Егор Прокудин – гордый и сильный характер, незаурядный, талантливый человек. Ему столь много дано от рождения, что наверняка он мог прославиться добрыми делами. Но обстоятельства сложились по—иному, он стал преступником. Нравственный уклад жизни крестьянина складывается в процессе труда. Егор Прокудин родился с тем прекрасным душевным запасом, который дает человеку крестьянский труд. И вдруг всего этого у него нет – пусто, все заботы отброшены. А когда настали опустошенность, утомление, когда не дает уже покоя больная совесть, тогда душа его потянулась к прежнему – к земле, к работе…

«Как всякий одаренный человек, – пояснял Шукшин, – Егор самолюбив, все эти двадцать лет он не забывал матери, но явиться к ней вот так вот – стриженому, нищему – это выше его сил. Он все откладывал, что когда—нибудь, может быть, он явится, но только не так. Там, где он родился и рос, там тюрьма – последнее дело, позор и крайняя степень падения. Что угодно, только не тюрьма. И принести с собой, что он – из тюрьмы, – нет, только не это. А что же? Как же? Как—нибудь. „Завязать“, замести следы – и тогда явиться. Лучше обмануть, чем принести такой позор и горе. Ну а деньги? Неужели не мог ни разу послать матери, сам их разбрасывал… Не мог. Как раз особенность такого характера: ходить по краю. Но это же дико! Дико. Вся жизнь пошла дико, вбок, вся жизнь – загул… Вся драма жизни Прокудина, думаю, в том и состоит, что он не хочет маленьких норм. Он, наголодавшись, настрадавшись в детстве, думал, что деньги – это и есть праздник души, но он же и понял, что это не так. А как – он не знает и так и не узнал. Но он требовал в жизни много – праздника, мира, покоя, за это кладут целые жизни. И это еще не все, но очень дорого, потому что обнаружить согласие свое с миром – это редкость, это или нормальная глупость, или большая мудрость. Мудрости Егору недостало, а глупцом он не хотел быть. И думаю, что когда он увидел мать, то в эту—то минуту понял: не найти ему в жизни этого праздника – покоя, никак теперь не замолить свой грех перед матерью – вечно будет убивать совесть… Скажу еще более странное: полагаю, что он своей смерти искал сам. У меня просто не хватило смелости сделать это недвусмысленно, я оставлял за собой право на нелепый случай, на злую мстительность отпетых людей… Я предугадывал недовольство таким финалом и обставлял его всякими возможностями как—нибудь это потом „объяснить“. Объяснять тут нечего: в силу собственных законов данной конкретной души – жизнь теряет смысл. Впредь надо быть смелее.

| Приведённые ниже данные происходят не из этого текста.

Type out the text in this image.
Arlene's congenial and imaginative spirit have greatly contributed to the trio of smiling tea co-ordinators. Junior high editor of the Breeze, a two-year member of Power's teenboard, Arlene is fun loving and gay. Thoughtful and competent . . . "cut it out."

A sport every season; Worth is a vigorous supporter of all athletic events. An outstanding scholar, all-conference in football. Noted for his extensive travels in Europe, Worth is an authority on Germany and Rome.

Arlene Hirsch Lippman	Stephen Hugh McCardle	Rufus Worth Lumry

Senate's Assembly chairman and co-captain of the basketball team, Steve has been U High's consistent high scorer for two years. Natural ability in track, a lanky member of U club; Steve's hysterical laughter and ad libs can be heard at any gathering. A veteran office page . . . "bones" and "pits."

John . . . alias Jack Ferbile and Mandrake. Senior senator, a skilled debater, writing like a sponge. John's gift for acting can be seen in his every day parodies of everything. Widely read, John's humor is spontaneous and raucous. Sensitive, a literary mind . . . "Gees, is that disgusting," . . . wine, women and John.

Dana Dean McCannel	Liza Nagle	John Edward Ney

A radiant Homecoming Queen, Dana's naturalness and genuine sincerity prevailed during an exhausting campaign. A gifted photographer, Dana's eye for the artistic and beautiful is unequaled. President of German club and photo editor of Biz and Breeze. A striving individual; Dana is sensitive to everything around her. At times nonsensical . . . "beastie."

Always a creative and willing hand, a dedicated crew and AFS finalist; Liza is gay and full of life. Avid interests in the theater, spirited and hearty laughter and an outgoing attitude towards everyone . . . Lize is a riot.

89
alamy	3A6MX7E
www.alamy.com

Наша художническая догадка тоже чего—нибудь стоит».

Менее всего Шукшин хотел, чтобы «Калину красную» поняли как нравоучение и назидание: «Не делайте так, как Егор Прокудин…» Его повесть и фильм о том, как погибает человеческая душа, которая долгое время была заполнена чем—то ложным, наносным. «На эту тему, – говорил Василий Макарович, – о падении души человеческой, можно сделать много других фильмов. С другими героями. Скажем, взять судьбу какого—нибудь благопристойнейшего на вид бухгалтера или ревизора. Он живет себе тихо—прилично, не пьет, не курит, работает нормально. Вроде все хорошо, а человек—то духовно давно погиб. Но мне такую судьбу нисколько не жаль. А Егор вызывает сочувствие, сострадание, потому что находит мужество признаться и себе и другим, что живет неправедной жизнью. И он не только признается в этом, но и предпринимает отчаянную попытку свою жизнь переломить, повернуть ее к лучшему».

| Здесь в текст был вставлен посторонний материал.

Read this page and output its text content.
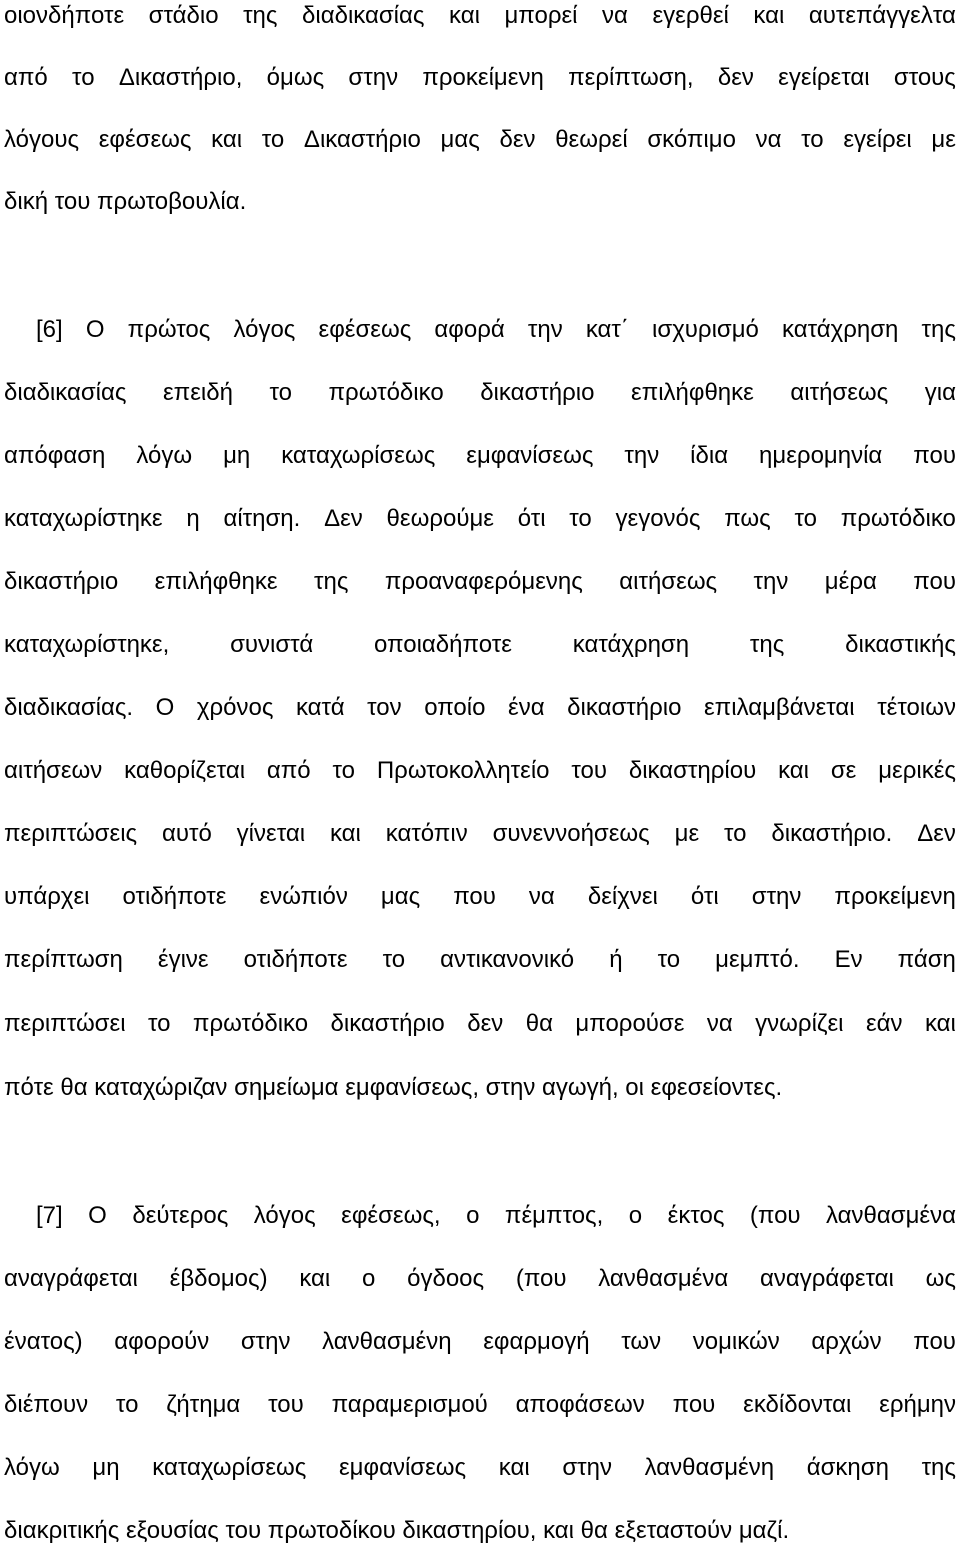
οιονδήποτε στάδιο της διαδικασίας και μπορεί να εγερθεί και αυτεπάγγελτα
από το Δικαστήριο, όμως στην προκείμενη περίπτωση, δεν εγείρεται στους
λόγους εφέσεως και το Δικαστήριο μας δεν θεωρεί σκόπιμο να το εγείρει με
δική του πρωτοβουλία.
[6] Ο πρώτος λόγος εφέσεως αφορά την κατ΄ ισχυρισμό κατάχρηση της
διαδικασίας επειδή το πρωτόδικο δικαστήριο επιλήφθηκε αιτήσεως για
απόφαση λόγω μη καταχωρίσεως εμφανίσεως την ίδια ημερομηνία που
καταχωρίστηκε η αίτηση. Δεν θεωρούμε ότι το γεγονός πως το πρωτόδικο
δικαστήριο επιλήφθηκε της προαναφερόμενης αιτήσεως την μέρα που
καταχωρίστηκε,	συνιστά	οποιαδήποτε	κατάχρηση	της	δικαστικής
διαδικασίας. Ο χρόνος κατά τον οποίο ένα δικαστήριο επιλαμβάνεται τέτοιων
αιτήσεων καθορίζεται από το Πρωτοκολλητείο του δικαστηρίου και σε μερικές
περιπτώσεις αυτό γίνεται και κατόπιν συνεννοήσεως με το δικαστήριο. Δεν
υπάρχει οτιδήποτε ενώπιόν μας που να δείχνει ότι στην προκείμενη
περίπτωση έγινε οτιδήποτε το αντικανονικό ή το μεμπτό. Εν πάση
περιπτώσει το πρωτόδικο δικαστήριο δεν θα μπορούσε να γνωρίζει εάν και
πότε θα καταχώριζαν σημείωμα εμφανίσεως, στην αγωγή, οι εφεσείοντες.
[7] Ο δεύτερος λόγος εφέσεως, ο πέμπτος, ο έκτος (που λανθασμένα
αναγράφεται έβδομος) και ο όγδοος (που λανθασμένα αναγράφεται ως
ένατος) αφορούν στην λανθασμένη εφαρμογή των νομικών αρχών που
διέπουν το ζήτημα του παραμερισμού αποφάσεων που εκδίδονται ερήμην
λόγω μη καταχωρίσεως εμφανίσεως και στην λανθασμένη άσκηση της
διακριτικής εξουσίας του πρωτοδίκου δικαστηρίου, και θα εξεταστούν μαζί.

Это всё – о Егоре Прокудине, но ведь фильм и повесть не только о нем, они – и о русской женщине, чья любовь безгранично прощающа, щедра и целительна, и вообще о простых русских людях, что всегда готовы помочь человеку, попавшему в беду. Даже, казалось, погибшего, падшего человека стремятся они всячески поддержать, восстановить его душу.

«…Меня меньше всего, – пояснял Василий Макарович, – как это ни странно, интересует уголовная история. Больше интересует меня история крестьянина. Крестьянина, который вышел из деревни… Я так полагаю: поначалу я (в других, в первых произведениях. – В. К.) отваживался удерживать крестьянина в деревне, отваживался писать на эту тему статьи, призывать его. Но потом я понял несостоятельность этого дела… Если его жизнь так поведет, он уйдет, не слушая моих статей, не принимая их во внимание… Отсюда переосмысление: ладно, если ты уходишь – то уходи, но не надо терять себя как человека, личность, характер… Когда происходит утрата – происходит гибель человека, нравственная. Я себе представляю фильм и не с таким трагическим концом, как… этот обостренный случай. Мог быть и не такой обостренный случай. Но произошла нравственная гибель человека. Я так полагаю, что не столь физический конец, физическая смерть этого человека тревожит… Хотя она, в общем, тревожит, она тревожит нашего обывателя: почему вот убили, жаль, что убили. А тревожит гибель нравственная. В деревне, наверное, оставаясь там, где он родился, он был бы, наверно, хороший человек. Но так случилось, что он ушел от корней, ушел от истоков, ушел от матери… И, таким образом, уйдя – предал. Предал! Вольно или невольно, но случилось предательство, за которое он должен был поплатиться. Момент, или, так сказать, вопрос расплаты за содеянное меня очень, ну вот по—живому волнует…» (Наш современник, 1979, № 7).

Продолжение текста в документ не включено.